By 2050, about two-thirds of the world’s population will live in urban centers, a migration of billions of people that will challenge governments to maintain air and water quality, health and safety, and economic and social prosperity. Top-down technological solutions will be unable to support the scale and diversity of changes that will happen over that time and risk turning cities into environmental and social dystopias.

“Cities are under threat, but they also remain nodes of innovation that will test, pilot, and deploy technologies that address the biggest threats to humanity,” Alex Herceg, Lux Research analyst and lead author of the report, titled “Cities as Technologies: Using Data and Analytics to Grow From Smart to Brilliant,” said. “The key to success will be a learning mindset that allows open technologies, allowing cities to embrace disruptive technologies of tomorrow.”
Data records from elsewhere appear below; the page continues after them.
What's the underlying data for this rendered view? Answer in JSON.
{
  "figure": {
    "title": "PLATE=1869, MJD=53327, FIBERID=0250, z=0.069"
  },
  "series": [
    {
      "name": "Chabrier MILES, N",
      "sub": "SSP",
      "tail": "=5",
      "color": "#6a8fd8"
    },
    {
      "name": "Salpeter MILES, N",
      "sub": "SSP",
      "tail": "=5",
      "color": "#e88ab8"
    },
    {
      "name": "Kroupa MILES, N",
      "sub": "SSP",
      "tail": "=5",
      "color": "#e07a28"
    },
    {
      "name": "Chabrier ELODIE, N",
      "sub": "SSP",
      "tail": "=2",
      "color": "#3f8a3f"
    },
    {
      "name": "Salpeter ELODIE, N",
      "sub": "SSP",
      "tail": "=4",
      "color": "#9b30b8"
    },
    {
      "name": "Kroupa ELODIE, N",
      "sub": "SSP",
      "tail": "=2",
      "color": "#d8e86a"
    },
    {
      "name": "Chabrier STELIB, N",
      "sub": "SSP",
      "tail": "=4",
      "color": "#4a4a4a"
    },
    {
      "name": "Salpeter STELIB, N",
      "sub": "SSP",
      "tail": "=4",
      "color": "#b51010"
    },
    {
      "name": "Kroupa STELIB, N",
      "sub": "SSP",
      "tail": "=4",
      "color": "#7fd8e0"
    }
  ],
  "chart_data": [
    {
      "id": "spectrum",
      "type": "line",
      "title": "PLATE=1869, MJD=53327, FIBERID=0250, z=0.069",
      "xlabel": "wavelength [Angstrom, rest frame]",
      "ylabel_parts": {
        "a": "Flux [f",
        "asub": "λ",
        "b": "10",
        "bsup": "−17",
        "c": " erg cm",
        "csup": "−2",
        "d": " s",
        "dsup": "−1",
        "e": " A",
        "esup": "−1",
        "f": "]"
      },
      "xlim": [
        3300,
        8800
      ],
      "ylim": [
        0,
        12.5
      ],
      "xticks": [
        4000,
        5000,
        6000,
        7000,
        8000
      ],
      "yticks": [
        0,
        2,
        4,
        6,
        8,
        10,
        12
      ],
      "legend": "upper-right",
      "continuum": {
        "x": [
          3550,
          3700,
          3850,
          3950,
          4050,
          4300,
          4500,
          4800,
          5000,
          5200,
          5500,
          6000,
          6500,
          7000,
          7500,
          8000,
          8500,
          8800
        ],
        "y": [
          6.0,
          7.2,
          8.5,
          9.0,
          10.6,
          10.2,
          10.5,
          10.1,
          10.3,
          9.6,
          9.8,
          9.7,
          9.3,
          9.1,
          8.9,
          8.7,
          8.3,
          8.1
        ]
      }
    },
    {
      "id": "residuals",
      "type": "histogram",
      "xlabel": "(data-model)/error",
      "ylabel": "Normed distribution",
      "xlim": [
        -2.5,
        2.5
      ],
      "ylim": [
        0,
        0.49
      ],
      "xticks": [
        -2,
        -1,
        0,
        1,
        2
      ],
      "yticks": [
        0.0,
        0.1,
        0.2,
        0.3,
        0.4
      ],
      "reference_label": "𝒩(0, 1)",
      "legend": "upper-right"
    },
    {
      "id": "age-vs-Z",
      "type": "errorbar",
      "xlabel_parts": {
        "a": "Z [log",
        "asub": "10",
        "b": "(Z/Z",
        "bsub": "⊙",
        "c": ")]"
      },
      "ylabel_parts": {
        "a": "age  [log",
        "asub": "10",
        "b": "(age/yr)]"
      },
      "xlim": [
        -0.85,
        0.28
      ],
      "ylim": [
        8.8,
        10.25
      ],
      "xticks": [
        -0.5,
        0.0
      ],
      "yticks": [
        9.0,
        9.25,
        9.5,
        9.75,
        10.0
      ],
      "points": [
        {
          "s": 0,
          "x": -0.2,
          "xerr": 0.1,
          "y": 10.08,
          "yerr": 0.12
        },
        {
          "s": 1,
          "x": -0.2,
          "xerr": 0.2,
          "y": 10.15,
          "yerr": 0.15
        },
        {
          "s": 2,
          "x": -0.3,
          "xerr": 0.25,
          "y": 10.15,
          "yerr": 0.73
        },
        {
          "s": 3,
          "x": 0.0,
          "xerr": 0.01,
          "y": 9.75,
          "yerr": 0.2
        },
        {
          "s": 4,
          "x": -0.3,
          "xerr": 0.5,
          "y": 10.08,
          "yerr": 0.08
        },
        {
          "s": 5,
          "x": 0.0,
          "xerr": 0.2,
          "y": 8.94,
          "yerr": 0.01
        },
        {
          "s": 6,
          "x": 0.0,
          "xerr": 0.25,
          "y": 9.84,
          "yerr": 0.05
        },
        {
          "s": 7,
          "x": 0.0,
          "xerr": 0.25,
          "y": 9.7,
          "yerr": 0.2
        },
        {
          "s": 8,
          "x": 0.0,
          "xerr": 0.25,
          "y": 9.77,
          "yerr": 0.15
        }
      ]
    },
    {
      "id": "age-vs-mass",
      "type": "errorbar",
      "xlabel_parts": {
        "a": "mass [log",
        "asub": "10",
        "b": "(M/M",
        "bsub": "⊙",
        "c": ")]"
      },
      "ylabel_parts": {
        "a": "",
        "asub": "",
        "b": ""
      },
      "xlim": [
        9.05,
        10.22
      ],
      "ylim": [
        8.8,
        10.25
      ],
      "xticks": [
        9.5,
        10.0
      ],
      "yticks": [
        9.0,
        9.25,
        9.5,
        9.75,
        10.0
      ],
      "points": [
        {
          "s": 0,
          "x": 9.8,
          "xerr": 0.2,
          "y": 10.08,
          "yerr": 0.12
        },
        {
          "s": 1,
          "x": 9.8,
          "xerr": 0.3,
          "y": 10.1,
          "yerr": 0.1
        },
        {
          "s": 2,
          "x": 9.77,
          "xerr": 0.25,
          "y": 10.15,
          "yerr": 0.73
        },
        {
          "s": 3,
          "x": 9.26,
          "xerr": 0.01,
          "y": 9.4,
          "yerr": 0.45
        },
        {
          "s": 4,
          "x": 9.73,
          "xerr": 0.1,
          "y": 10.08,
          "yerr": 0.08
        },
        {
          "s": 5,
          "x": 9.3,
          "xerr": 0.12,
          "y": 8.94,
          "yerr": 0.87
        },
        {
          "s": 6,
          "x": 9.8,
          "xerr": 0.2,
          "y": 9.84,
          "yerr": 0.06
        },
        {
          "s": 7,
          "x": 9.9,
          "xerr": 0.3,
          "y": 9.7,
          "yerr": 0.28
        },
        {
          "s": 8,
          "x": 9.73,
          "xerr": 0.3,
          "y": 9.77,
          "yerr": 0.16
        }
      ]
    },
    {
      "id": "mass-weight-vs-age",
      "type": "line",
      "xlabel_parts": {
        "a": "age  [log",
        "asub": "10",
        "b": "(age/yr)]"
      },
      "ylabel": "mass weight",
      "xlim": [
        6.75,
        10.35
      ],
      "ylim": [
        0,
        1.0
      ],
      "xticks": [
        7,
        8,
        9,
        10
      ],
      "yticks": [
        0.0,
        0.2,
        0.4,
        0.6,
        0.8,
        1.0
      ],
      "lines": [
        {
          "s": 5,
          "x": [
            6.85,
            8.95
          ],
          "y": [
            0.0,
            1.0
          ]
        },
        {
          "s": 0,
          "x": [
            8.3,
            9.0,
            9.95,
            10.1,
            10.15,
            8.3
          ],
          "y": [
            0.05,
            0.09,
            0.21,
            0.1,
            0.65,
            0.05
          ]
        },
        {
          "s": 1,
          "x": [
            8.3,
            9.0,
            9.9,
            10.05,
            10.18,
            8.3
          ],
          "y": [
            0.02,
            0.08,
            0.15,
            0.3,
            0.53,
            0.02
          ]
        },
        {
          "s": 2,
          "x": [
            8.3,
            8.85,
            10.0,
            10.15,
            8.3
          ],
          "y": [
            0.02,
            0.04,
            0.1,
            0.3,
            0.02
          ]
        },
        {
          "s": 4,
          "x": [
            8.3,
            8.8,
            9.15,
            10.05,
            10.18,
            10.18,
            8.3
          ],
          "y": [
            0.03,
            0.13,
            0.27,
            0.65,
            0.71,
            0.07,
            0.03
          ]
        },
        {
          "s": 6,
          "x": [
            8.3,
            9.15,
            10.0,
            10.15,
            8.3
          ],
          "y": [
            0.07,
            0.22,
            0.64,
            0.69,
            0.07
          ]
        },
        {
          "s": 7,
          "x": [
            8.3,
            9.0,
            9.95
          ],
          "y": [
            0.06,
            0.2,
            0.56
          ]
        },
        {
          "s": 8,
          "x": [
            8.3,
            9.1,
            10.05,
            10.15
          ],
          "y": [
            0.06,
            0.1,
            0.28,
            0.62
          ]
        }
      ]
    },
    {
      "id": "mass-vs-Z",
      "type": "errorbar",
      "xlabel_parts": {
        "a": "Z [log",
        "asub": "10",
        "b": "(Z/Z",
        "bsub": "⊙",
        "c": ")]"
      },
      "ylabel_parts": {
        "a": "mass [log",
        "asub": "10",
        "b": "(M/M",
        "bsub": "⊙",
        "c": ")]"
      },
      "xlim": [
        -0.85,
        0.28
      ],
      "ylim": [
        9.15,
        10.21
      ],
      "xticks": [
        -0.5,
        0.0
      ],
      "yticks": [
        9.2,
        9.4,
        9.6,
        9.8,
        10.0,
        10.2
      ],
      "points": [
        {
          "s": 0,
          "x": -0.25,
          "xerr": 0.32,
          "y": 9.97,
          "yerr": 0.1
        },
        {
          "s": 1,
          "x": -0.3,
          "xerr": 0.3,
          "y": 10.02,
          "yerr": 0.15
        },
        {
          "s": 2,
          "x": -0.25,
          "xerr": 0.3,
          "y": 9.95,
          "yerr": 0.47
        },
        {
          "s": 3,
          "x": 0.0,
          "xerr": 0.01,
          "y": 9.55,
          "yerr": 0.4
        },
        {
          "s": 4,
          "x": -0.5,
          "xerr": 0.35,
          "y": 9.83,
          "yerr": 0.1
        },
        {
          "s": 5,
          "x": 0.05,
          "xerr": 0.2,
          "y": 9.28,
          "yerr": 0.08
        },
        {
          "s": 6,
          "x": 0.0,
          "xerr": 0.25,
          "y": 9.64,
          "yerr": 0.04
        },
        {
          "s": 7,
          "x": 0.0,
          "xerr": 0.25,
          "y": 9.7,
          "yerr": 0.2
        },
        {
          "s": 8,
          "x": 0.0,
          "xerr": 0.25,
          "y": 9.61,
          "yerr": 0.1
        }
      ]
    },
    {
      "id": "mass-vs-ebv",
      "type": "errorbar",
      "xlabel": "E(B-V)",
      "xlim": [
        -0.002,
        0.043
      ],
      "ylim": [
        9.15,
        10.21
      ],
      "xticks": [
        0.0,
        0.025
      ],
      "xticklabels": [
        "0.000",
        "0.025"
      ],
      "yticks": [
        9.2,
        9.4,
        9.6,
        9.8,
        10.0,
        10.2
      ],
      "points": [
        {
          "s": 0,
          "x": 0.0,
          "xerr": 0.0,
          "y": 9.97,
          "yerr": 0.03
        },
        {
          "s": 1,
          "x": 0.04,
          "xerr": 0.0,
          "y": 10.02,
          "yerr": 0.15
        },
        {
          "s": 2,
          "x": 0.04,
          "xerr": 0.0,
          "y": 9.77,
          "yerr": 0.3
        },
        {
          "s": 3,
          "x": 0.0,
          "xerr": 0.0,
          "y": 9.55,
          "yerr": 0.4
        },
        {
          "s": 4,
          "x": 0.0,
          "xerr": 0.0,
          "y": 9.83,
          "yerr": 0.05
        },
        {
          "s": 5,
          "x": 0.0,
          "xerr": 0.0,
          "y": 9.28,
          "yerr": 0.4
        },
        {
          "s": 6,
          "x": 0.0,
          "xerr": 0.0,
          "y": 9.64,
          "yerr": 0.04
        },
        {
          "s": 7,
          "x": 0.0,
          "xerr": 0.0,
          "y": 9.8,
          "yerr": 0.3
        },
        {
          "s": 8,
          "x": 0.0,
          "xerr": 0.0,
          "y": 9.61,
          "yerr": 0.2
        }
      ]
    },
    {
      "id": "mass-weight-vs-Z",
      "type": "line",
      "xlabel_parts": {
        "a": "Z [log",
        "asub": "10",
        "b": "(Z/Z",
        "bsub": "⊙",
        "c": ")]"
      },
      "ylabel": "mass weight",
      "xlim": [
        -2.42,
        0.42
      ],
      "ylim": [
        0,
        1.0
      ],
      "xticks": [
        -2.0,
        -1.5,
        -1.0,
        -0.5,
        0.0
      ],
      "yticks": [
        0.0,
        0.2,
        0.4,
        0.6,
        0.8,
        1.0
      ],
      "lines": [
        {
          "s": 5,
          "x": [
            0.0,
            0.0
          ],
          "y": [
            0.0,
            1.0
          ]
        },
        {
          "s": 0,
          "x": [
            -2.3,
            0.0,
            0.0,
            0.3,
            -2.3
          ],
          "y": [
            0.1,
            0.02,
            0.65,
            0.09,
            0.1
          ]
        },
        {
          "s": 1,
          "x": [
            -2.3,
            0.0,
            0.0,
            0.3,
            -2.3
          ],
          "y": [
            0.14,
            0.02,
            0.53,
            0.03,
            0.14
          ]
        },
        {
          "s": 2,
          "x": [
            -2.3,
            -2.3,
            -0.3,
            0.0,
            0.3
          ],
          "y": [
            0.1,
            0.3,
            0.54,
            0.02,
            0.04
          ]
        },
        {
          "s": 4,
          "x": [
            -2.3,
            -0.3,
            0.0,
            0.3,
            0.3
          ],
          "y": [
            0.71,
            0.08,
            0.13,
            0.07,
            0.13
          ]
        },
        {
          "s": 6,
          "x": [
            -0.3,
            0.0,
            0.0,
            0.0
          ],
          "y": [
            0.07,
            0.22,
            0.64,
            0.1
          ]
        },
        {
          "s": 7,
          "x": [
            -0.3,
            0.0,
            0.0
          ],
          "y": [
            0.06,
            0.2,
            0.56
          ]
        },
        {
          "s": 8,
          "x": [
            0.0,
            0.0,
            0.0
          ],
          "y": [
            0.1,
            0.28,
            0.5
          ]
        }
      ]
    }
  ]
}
Lux Research analysts evaluated technologies and providers, identifying best practices in:

  • Air, water, and other natural resources. Beijing struggles with dismal air quality, while many other cities struggle with water or other natural resources. Analytics vendors are jumping in to help. IBM Smarter Water, for example, is developing networking solutions aimed at reducing water and energy use.
  • Electric, autonomous transportation. Though public transit can alleviate pollution, congestion, parking, and a host of other environmental and practical ills, ridesharing services such as Uber, as well as Apple’s rumored autonomous electric car, may be cheaper, better ways to move people and goods in city spaces.
  • Physical safety and security. Though city dwellers worry about threats such as earthquakes, snowstorms, crime, and terrorism, they also are concerned about pervasive surveillance from police drones and spyware. Citizen-led hackathons can provide better technologies and a balance of power, as Nairobi’s Ushahidi shows.